Il free-jazz resta territorio comune delle due formazioni; ciò che differenzia i due fronti espressivi di Mats Gustafson, Andreas Werliin e Johan Berthling è una sempre più essenziale struttura strumentale del progetto Fire!, scelta che l’ultimo album “Testament” spinge all’estremo con un rigido set – sassofono, basso e batteria – e con un’attenzione alle radici del blues e alle primigenie produzioni jazz.
Per l’album forse più monocromatico e basilare della loro discografia, i Fire! hanno chiesto a Steve Albini di farsi carico del ruolo di produttore, risvegliando l’approccio più hard’n’heavy dell’album “The Hands” senza però ricalcarne l’evoluzione.
Cinque brani asfissianti, intelligentemente vicini alla seducente arte del disagio che è linguaggio espressivo anche di quei germi kraut-rock che non smettono mai d'infestare le strabilianti geometrie del trio, presenti in particolare sulla devastante e ingegnosamente anarchica “One Testament. One Aim. One More To Go. Again”, un brano che sembra quasi voler contraddire l’avvincente bellezza del groove che infiamma invece “Running Bison. Breathing Entity. Sleeping Reality”, un blues che pian piano si prosciuga da sangue, sudore e lacrime per un’esplosione di candida furia che anticipa un ingannevole ritorno alla normalità, ultimo grido di un’apparente normalizzazione che incute terrore.
Da eguale rigore è pervasa la breve “Four Ways Of Dealing With One Way”, in cui la batteria detta luoghi e tempi, mentre melodie monotonali tentano di arginarne lo spirito free, anche in questo caso in antitesi con la traccia che la precede, “The Dark Inside Of Cabbage”, nella quale le dissonanze e le discordanze creano una dolente e magica aura sonora.
Con “Testament” i Fire! confermano di non aver perso l’ispirazione dei giorni migliori e di aver conquistato ulteriore padronanza espressiva.
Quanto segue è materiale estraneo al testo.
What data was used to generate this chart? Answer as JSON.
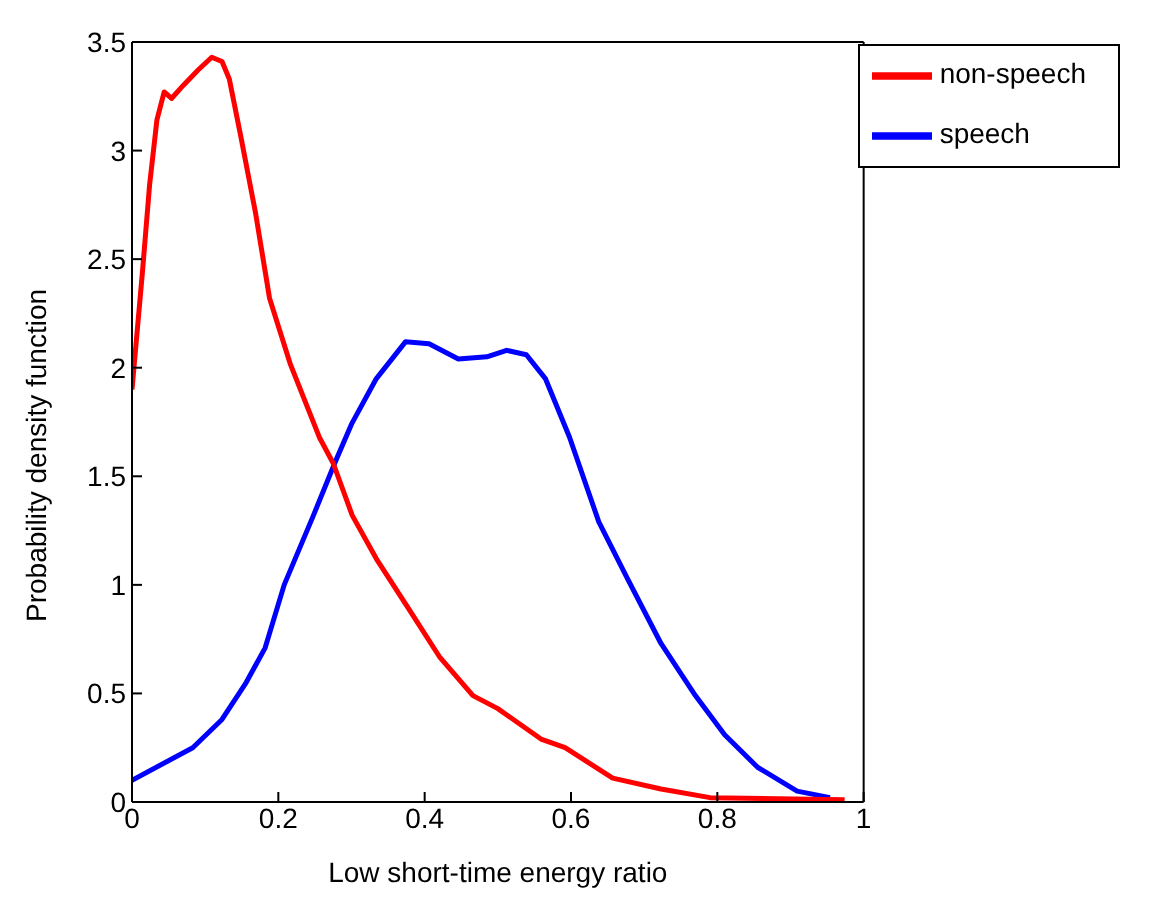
{
  "chart_data": {
    "type": "line",
    "xlabel": "Low short-time energy ratio",
    "ylabel": "Probability density function",
    "xlim": [
      0,
      1
    ],
    "xticks": [
      0,
      0.2,
      0.4,
      0.6,
      0.8,
      1
    ],
    "ylim": [
      0,
      3.5
    ],
    "yticks": [
      0,
      0.5,
      1,
      1.5,
      2,
      2.5,
      3,
      3.5
    ],
    "grid": false,
    "legend": "top right",
    "marker": "none",
    "line_style": "solid",
    "series": [
      {
        "name": "speech",
        "color": "#0000ff",
        "x": [
          0,
          0.083,
          0.123,
          0.156,
          0.182,
          0.208,
          0.248,
          0.277,
          0.3,
          0.334,
          0.374,
          0.406,
          0.446,
          0.485,
          0.512,
          0.539,
          0.565,
          0.598,
          0.638,
          0.677,
          0.723,
          0.77,
          0.81,
          0.855,
          0.909,
          0.954
        ],
        "values": [
          0.1,
          0.25,
          0.38,
          0.55,
          0.71,
          1.0,
          1.32,
          1.56,
          1.74,
          1.95,
          2.12,
          2.11,
          2.04,
          2.05,
          2.08,
          2.06,
          1.95,
          1.68,
          1.29,
          1.03,
          0.73,
          0.49,
          0.31,
          0.16,
          0.05,
          0.02
        ]
      },
      {
        "name": "non-speech",
        "color": "#ff0000",
        "x": [
          0,
          0.014,
          0.024,
          0.034,
          0.044,
          0.054,
          0.07,
          0.09,
          0.109,
          0.123,
          0.133,
          0.149,
          0.169,
          0.188,
          0.216,
          0.256,
          0.275,
          0.301,
          0.334,
          0.38,
          0.42,
          0.466,
          0.5,
          0.559,
          0.592,
          0.657,
          0.723,
          0.79,
          0.974
        ],
        "values": [
          1.9,
          2.43,
          2.84,
          3.14,
          3.27,
          3.24,
          3.3,
          3.37,
          3.43,
          3.41,
          3.33,
          3.06,
          2.71,
          2.32,
          2.02,
          1.68,
          1.56,
          1.32,
          1.12,
          0.88,
          0.67,
          0.49,
          0.43,
          0.29,
          0.25,
          0.11,
          0.06,
          0.02,
          0.01
        ]
      }
    ]
  }
}
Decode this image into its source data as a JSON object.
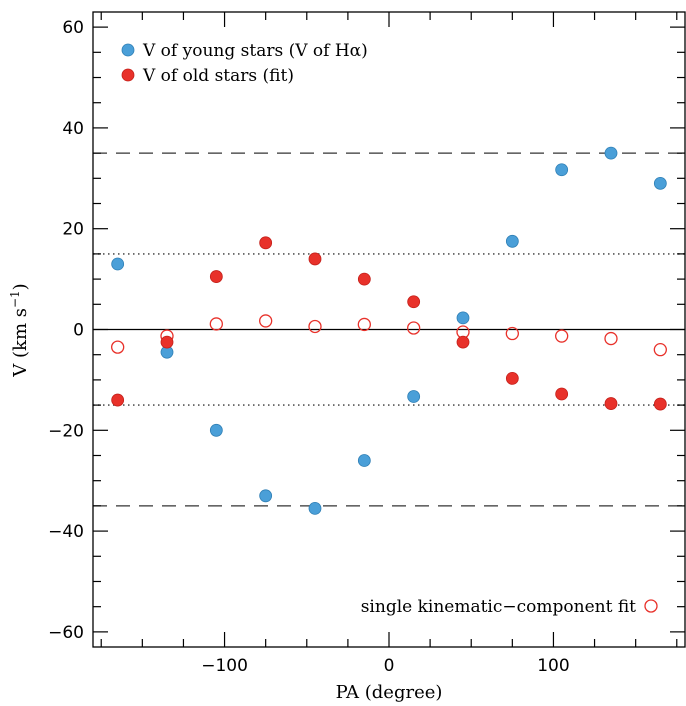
{
  "chart_data": {
    "type": "scatter",
    "xlabel": "PA (degree)",
    "ylabel": "V (km s",
    "ylabel_sup": "−1",
    "ylabel_close": ")",
    "xlim": [
      -180,
      180
    ],
    "ylim": [
      -63,
      63
    ],
    "x_ticks_major": [
      -100,
      0,
      100
    ],
    "x_tick_labels": [
      "−100",
      "0",
      "100"
    ],
    "y_ticks_major": [
      -60,
      -40,
      -20,
      0,
      20,
      40,
      60
    ],
    "y_tick_labels": [
      "−60",
      "−40",
      "−20",
      "0",
      "20",
      "40",
      "60"
    ],
    "reference_lines": [
      {
        "y": 0,
        "style": "solid"
      },
      {
        "y": 15,
        "style": "dotted"
      },
      {
        "y": -15,
        "style": "dotted"
      },
      {
        "y": 35,
        "style": "dashed"
      },
      {
        "y": -35,
        "style": "dashed"
      }
    ],
    "series": [
      {
        "name": "V of young stars (V of Hα)",
        "marker": "filled-circle",
        "color": "#4a9fd8",
        "x": [
          -165,
          -135,
          -105,
          -75,
          -45,
          -15,
          15,
          45,
          75,
          105,
          135,
          165
        ],
        "y": [
          13,
          -4.5,
          -20,
          -33,
          -35.5,
          -26,
          -13.3,
          2.3,
          17.5,
          31.7,
          35,
          29
        ]
      },
      {
        "name": "V of old stars (fit)",
        "marker": "filled-circle",
        "color": "#e8312a",
        "x": [
          -165,
          -135,
          -105,
          -75,
          -45,
          -15,
          15,
          45,
          75,
          105,
          135,
          165
        ],
        "y": [
          -14,
          -2.5,
          10.5,
          17.2,
          14,
          10,
          5.5,
          -2.5,
          -9.7,
          -12.8,
          -14.7,
          -14.8
        ]
      },
      {
        "name": "single kinematic−component fit",
        "marker": "open-circle",
        "color": "#e8312a",
        "x": [
          -165,
          -135,
          -105,
          -75,
          -45,
          -15,
          15,
          45,
          75,
          105,
          135,
          165
        ],
        "y": [
          -3.5,
          -1.3,
          1.1,
          1.7,
          0.6,
          1.0,
          0.3,
          -0.5,
          -0.8,
          -1.3,
          -1.8,
          -4
        ]
      }
    ],
    "legend": {
      "top_left": [
        {
          "label": "V of young stars (V of Hα)",
          "color": "#4a9fd8",
          "marker": "filled-circle"
        },
        {
          "label": "V of old stars (fit)",
          "color": "#e8312a",
          "marker": "filled-circle"
        }
      ],
      "bottom_right": {
        "label": "single kinematic−component fit",
        "color": "#e8312a",
        "marker": "open-circle"
      }
    }
  }
}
Dopotutto questo è un album che mette subito in chiaro le prospettive espressive e tecniche senza alcun trucco: non solo scompare del tutto l’elettronica, ma la registrazione analogica crea un atmosfera live ancor più viscerale.
Già dalle prime note di “Work Song For A Scattered Past” è evidente che l’ottavo album della formazione è un viaggio nell’oscurità e nel buio dell’anima del blues e del jazz, e ancora una volta il risultato è eccellente.